"Pshaw! he won't hurt her. Charles will come pretty soon, and I'll send him up. Don't look so scared; he is harmless," the cook said to Harold, who, in a wild state of nervous fear, went back to the cherry trees, where he could listen and hear the first scream which should proclaim Jerry's danger.

But none came, and could he have looked into the room where Jerry stood, he would have been amazed.

As Arthur lifted Jerry through the window, and put her down upon the floor, he said to her:

"Take off that bonnet and let me look at you."

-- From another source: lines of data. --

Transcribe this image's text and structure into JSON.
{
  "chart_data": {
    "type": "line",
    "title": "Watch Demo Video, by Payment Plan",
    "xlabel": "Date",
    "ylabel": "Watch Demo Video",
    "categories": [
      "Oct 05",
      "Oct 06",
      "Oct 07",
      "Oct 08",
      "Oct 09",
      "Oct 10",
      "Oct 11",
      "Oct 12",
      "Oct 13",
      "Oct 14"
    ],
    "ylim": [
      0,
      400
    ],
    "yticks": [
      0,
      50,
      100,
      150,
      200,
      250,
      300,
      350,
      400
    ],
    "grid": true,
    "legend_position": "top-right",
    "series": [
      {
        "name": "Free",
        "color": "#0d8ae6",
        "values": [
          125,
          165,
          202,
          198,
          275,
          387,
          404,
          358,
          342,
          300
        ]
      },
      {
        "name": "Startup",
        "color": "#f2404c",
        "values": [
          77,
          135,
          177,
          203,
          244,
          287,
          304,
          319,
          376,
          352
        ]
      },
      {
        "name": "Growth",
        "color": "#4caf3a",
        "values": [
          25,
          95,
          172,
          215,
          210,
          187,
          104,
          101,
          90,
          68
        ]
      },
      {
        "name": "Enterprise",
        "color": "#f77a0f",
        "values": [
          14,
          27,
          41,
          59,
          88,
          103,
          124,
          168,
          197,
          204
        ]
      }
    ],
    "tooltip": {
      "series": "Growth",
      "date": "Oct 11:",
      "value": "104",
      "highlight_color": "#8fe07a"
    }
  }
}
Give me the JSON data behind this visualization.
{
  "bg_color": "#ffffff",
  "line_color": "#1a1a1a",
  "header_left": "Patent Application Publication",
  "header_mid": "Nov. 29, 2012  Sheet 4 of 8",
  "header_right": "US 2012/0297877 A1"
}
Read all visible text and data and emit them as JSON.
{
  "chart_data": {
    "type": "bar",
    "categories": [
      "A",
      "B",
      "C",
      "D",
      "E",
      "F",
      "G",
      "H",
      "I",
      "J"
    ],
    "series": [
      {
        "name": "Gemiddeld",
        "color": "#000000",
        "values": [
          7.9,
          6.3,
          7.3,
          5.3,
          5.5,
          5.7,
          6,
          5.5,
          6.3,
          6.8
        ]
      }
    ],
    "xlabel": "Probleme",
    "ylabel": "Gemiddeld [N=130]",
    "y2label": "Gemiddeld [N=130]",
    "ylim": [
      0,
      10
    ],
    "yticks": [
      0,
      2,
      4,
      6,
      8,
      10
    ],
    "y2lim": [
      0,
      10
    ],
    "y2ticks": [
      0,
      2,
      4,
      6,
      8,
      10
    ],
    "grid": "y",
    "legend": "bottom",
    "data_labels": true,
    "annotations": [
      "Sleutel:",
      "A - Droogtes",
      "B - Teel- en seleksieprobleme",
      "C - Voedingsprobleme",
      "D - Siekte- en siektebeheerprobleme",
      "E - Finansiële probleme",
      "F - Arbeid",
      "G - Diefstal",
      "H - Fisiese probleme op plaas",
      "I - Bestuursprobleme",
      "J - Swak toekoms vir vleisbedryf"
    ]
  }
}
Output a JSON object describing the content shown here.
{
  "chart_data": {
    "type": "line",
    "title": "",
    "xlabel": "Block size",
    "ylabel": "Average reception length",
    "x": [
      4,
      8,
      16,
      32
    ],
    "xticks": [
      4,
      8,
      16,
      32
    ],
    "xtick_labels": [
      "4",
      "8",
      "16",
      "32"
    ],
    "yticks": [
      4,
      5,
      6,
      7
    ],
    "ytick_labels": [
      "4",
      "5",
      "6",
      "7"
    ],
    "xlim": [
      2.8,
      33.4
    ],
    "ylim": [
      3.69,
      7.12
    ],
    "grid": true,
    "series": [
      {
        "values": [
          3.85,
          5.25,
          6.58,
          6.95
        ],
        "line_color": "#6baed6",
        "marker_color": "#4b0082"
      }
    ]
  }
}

She obeyed, and stood before him with an eager, questioning expression in her blue eyes, which looked at him so fearlessly. Arthur knew perfectly well who she was, but something about her so dazed and bewildered him that for a moment he could not speak, but regarded her with the hungry, wistful look of one longing for something just within his reach, but still unattainable.

"Do you like me?" Jerry asked, at last.

"Like you?" he replied. "Yes. Why did you not come to me sooner?"

And, stooping, he kissed the cherry-stained mouth as he had never kissed a child before.

Sitting down upon the lounge, he took her in his lap and said to her again:

"Who are you, and where did you come from? I know your name is Jerry, which is a strange one for a girl, and I know you live with Mrs. Crawford, but before that night where did you live? Where did you come from?"